It’s OK to Cry

Stream of consciousness

A Mountain Stream by JoAnne Silvia

 

My old career, my new career, social media,

Church committees, volunteer work,

Arranging words on a page, Youtube, TV,

Laundry, yard work,

And my father’s estate

Have all kept me busy,

Kept me from my feelings.

Especially the ones I’d rather not feel.

I should be happy.

I am happy most of the time.

My life is good.

I’m so thankful.
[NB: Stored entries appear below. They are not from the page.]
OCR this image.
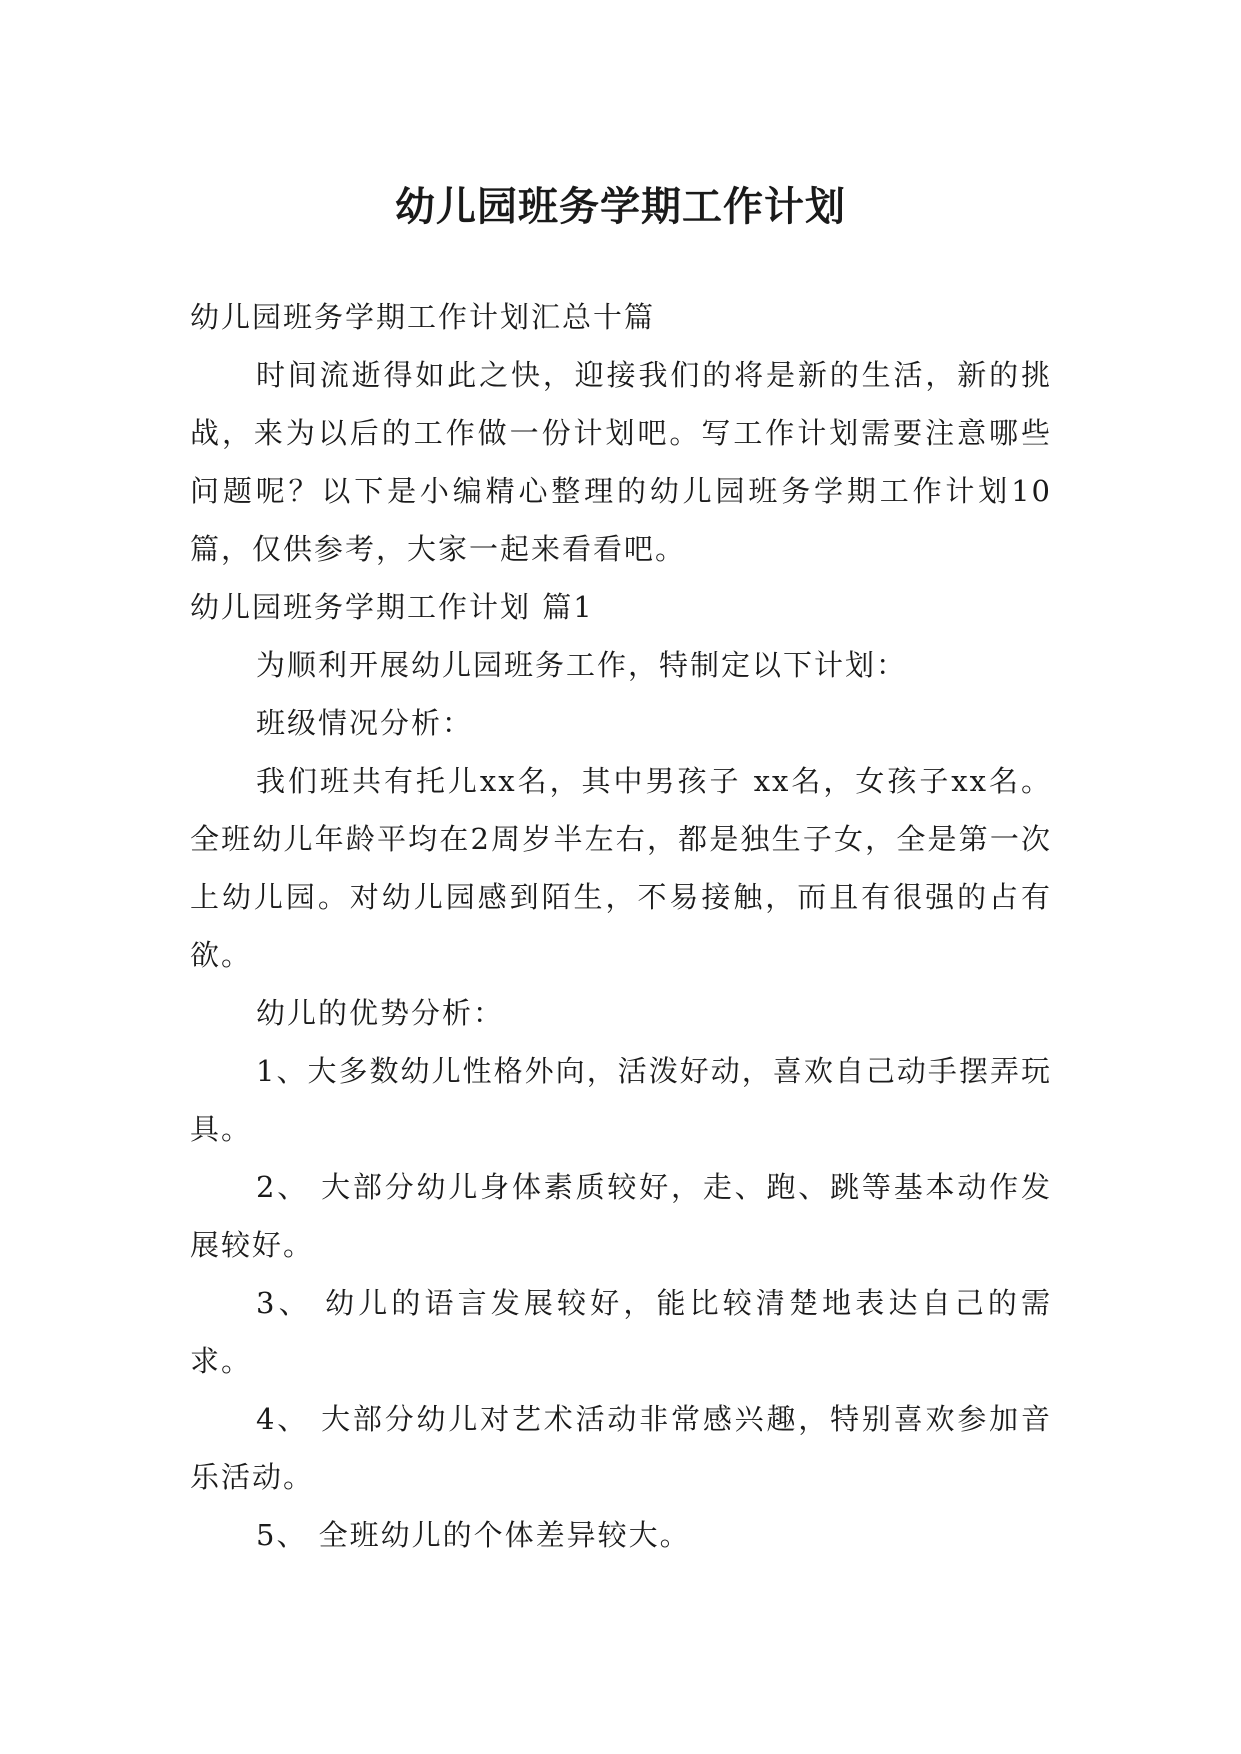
幼儿园班务学期工作计划

幼儿园班务学期工作计划汇总十篇

时间流逝得如此之快，迎接我们的将是新的生活，新的挑战，来为以后的工作做一份计划吧。写工作计划需要注意哪些问题呢？以下是小编精心整理的幼儿园班务学期工作计划10篇，仅供参考，大家一起来看看吧。

幼儿园班务学期工作计划 篇1

为顺利开展幼儿园班务工作，特制定以下计划：

班级情况分析：

我们班共有托儿xx名，其中男孩子 xx名，女孩子xx名。全班幼儿年龄平均在2周岁半左右，都是独生子女，全是第一次上幼儿园。对幼儿园感到陌生，不易接触，而且有很强的占有欲。

幼儿的优势分析：

1、大多数幼儿性格外向，活泼好动，喜欢自己动手摆弄玩具。

2、 大部分幼儿身体素质较好，走、跑、跳等基本动作发展较好。

3、 幼儿的语言发展较好，能比较清楚地表达自己的需求。

4、 大部分幼儿对艺术活动非常感兴趣，特别喜欢参加音乐活动。

5、 全班幼儿的个体差异较大。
Thankful beyond words!

But those damn feelings,

The ones I’d rather not feel

Squeeze their way out of the closet

And sit in the corner,

Waiting for me to drop my guard.

Like the day I go to yoga class

for the first time in weeks

and after I get home,

A wave of sadness

Grabs me around the chest and tries to pull me down.

I resist at first.

I don’t want to care.

After all, I am an introvert.

I don’t really need people

hangin around all the time.

I sure as hell don’t want to be needy!

I can take care of myself,

right?

Maybe it’s just hormones.

But the distance weighs in.

I miss my daddy.

And Mom.

And my two sisters.

And my dog, Jesse.

They are all D E A D.

I miss my daughter, who is alive

For which I am thankful.

I miss my son and his children,

Yes, I have many blessings.

I’m thankful already!

But the distance….

The wave wells up again, and I let it pull me down into my bed,

Let the sadness flood into me.

My daddy is gone.

God holds me while I cry

And tells me it’s okay to feel this sadness.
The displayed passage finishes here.